A Civil Beat investigation in November revealed excessive overtime at the Honolulu Road Maintenance Division, including a small group of workers who made more in overtime than regular pay.

After publishing a series of articles based on a review of two years of overtime records, we approached Honolulu Mayor Peter Carlisle, City Council members and City Prosecutor Keith Kaneshiro for their reactions and input.

At the time, Carlisle said he was “not happy” about the reports and promised to look into the issue. Five weeks after Civil Beat contacted Kaneshiro for comment, the prosecutor sent us an e-mail saying there is a pending investigation.

Here’s Kaneshiro’s entire response:

“As a general rule, the Office of the Prosecuting Attorney cannot comment on a pending investigation. That would apply in this case.”

The prosecutor’s office said it could not provide any other details.

Civil Beat found some city road division employees logged more than 1,200 overtime hours in one year and found the division consistently overspent its overtime budgets in recent years. We also found possible double-charging, with workers claiming overtime twice on the same day for different jobs performed at overlapping times.
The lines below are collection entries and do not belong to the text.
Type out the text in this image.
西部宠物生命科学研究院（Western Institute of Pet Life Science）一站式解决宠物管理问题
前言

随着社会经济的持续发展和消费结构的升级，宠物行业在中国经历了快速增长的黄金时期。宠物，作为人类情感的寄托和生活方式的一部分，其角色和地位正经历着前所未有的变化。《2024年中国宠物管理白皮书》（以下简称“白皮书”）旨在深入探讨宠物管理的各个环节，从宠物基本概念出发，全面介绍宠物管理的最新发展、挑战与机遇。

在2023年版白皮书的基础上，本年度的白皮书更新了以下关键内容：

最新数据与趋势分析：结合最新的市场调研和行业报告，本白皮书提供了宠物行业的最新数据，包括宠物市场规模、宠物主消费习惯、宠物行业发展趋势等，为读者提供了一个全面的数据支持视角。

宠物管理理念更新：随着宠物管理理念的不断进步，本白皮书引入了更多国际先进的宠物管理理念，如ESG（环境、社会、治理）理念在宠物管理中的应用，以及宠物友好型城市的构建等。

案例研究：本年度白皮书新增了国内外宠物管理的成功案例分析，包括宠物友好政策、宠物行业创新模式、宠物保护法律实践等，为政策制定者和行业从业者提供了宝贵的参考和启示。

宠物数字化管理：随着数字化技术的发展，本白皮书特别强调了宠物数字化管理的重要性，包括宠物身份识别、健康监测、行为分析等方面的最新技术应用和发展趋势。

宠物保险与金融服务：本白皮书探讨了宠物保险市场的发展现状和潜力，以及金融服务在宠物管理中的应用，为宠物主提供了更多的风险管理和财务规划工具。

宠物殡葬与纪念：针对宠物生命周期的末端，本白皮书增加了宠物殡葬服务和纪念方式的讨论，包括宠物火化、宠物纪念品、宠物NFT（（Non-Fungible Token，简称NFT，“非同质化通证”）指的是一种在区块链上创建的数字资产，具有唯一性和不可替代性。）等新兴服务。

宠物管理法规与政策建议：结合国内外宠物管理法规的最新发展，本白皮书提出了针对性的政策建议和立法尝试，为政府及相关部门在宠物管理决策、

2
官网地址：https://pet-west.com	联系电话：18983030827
Civil Beat ran the following articles about overtime use at the city’s Road Maintenance Division:

Last year, criminal charges were filed against a street-sweeping supervisor in the same Road Maintenance Division for allegedly verifying false overtime claims for himself and three other employees, who paid him kickbacks, a story first reported by KITV.

The supervisor pleaded no contest in October and faces up to 10 years in prison and a $25,000 fine at his sentencing next month.